鴻海、米シリコンバレーにAI新会社設立

EMS(電子機器の受託製造サービス)世界最大手の鴻海精密工業が、米カリフォルニア州シリコンバレーに人工知能(AI)を用いた生産ラインを開発する新会社を設立したことが分かった。郭台銘董事長が先ごろ、スタンフォード大学で開かれたイベントの席上で明らかにした。12日付経済日報が米メディアの報道を引用して伝えた。

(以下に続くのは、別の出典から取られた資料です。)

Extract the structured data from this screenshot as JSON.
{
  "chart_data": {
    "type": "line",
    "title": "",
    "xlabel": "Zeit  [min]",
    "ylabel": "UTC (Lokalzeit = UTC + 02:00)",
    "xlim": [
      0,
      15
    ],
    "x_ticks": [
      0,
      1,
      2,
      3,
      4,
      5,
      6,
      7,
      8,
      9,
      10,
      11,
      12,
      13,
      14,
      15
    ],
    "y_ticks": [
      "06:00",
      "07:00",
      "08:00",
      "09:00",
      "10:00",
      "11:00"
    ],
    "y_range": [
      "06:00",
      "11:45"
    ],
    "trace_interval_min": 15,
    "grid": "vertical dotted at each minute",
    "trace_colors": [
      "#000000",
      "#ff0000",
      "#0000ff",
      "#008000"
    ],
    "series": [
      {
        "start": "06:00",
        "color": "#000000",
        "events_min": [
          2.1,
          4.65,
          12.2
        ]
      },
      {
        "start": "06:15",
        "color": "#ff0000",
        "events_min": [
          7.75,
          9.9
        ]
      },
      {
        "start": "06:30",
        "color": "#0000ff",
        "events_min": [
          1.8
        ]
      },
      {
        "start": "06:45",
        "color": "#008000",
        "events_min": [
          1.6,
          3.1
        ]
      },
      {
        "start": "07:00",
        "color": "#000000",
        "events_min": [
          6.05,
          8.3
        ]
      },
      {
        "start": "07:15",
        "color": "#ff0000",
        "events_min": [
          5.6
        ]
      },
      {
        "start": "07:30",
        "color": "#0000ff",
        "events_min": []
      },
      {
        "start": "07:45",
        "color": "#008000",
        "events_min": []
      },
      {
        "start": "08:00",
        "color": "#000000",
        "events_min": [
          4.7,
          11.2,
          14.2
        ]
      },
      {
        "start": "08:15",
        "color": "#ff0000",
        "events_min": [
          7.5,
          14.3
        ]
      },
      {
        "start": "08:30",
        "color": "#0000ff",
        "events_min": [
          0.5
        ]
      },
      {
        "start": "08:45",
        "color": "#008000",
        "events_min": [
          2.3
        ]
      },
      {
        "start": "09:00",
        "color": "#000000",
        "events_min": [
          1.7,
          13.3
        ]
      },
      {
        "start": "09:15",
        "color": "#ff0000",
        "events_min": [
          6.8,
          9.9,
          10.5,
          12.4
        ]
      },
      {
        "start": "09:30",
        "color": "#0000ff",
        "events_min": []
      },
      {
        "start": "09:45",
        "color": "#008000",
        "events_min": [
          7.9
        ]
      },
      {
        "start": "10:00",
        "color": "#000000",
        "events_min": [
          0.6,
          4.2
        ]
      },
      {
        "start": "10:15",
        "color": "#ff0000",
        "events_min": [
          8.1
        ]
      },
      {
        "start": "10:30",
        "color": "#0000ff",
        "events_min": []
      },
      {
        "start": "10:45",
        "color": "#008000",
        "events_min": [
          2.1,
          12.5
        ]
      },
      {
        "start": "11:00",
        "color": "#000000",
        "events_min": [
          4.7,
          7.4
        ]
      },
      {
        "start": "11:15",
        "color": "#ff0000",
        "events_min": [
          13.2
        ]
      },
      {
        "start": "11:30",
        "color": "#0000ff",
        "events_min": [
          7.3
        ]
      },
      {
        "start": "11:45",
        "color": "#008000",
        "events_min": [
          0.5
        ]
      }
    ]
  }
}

郭董事長は、新会社「インダストリアル・AIシステムズ」を設立し、米シンシナティ大学のジェイ・リー名誉教授を新会社のパートナーに迎える方針を明らかにした。

米メディアによると、新会社は工場の生産ラインの自動化プログラムに関わるAI技術の開発を行うという。鴻海は、ウィスコンシン州で液晶パネル新工場を建設しており、シリコンバレーで開発した生産ラインの自動化に関するAI技術を同工場で試験運用することを計画しているもようだ。

■中国でもAI部門設置検討

郭董事長は、米国での新会社に続き、中国北京市と上海市にAI関連の部門を設けることも視野に入れる考えを示した。研究者ら専門家を約100人招へいする計画を今後、検討するとしている。

鴻海を中核とした富士康科技集団(フォックスコン)は、米アップルのスマートフォン「iPhone(アイフォーン)」とタブレット端末「iPad(アイパッド)」の最大の受託製造先とされるが、スマホ市場の頭打ちや従業員の賃金上昇などを背景に業務転換に迫られている。鴻海主導でAIの開発を行い、製造現場の自動化を加速させる狙いがあるとみられる。